3.  Help your youngster to focus on something other than the task or activity that seems to be upsetting.

4.  Inform your child of schedule changes ahead of time, which can prevent anxiety and reduce the likelihood of a meltdown.

5.  Make use of a short diary that lists your child’s meltdown triggers, and what interventions seem to work (most of the time). In this way, you get to really know your child. This is crucial, because the wrong intervention can escalate - rather than deescalate - a behavior problem. Furthermore, although interventions in the early stage of a meltdown do not require extensive time, you must understand the events that precipitate the target behaviors so that you can be ready to intervene early and teach your child strategies to maintain behavior-control. 
 

Of course, you want to “intervene,” but you also want to teach your child to recognize her own frustration and have a means of handling it. You simply can’t be available all the time. There will be occasions when your child will need to use self-control strategies without parental or teacher support.

6.  Move near your youngster whenever he is beginning to “rumble” (i.e., gearing up for a meltdown). Often something as simple as standing next to your child is calming. This can easily be accomplished without interrupting an ongoing activity.

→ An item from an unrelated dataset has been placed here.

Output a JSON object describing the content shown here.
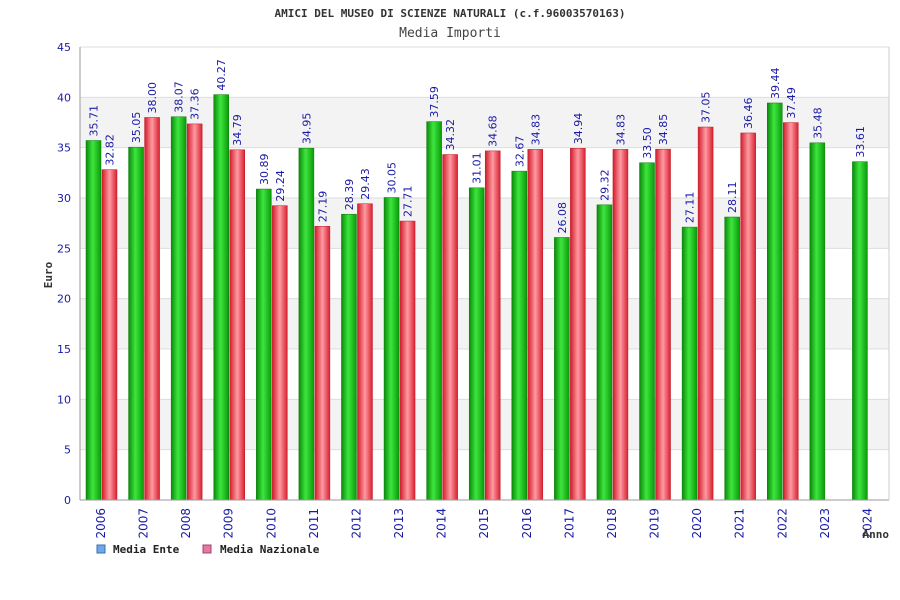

7.  Pay attention to cues from your child. When he begins to exhibit a “precursor behavior” (e.g., throat clearing, pacing), use a nonverbal signal to let him know that you are aware of the situation (e.g., an agreed-upon “secret” signal, such as tapping on a table top, may be used to alert the youngster that he is under stress). A “signal” may be followed by a stress -relief strategy (e.g., squeezing a stress ball).

8.  Remove your youngster (in a non-punitive fashion) from the environment in which she is experiencing difficulty. At school, the youngster may be sent on an errand. At home, she may be asked to retrieve an object for a you. During this time, the youngster has an opportunity to regain a sense of calm. When she returns, the problem will typically be diminished in magnitude - and you are on hand for support, if needed.

9.  Walk with your youngster without talking. Silence on your part is important, because a child on the autism spectrum who is beginning to “meltdown” will likely react emotionally to any adult statement, misinterpreting it or rephrasing it beyond recognition. On this walk, your child can say whatever she wishes without fear of discipline or reprimand. In the meantime, you should be calm, show as little reaction as possible, and never be confrontational.

10.  When your child is in the initial stage of a meltdown because of a difficult task - and you think that he can complete the task with your support - offer a brief acknowledgement that validates your child’s frustration and help him complete the task. For example, when working on a math problem, your youngster says, “This is too hard.” Knowing he can complete the problem, you can refocus his attention by saying, “Yes, the problem is difficult. Let's start with number one.”

* You may want to print this article and keep it with you, or post it on the fridge.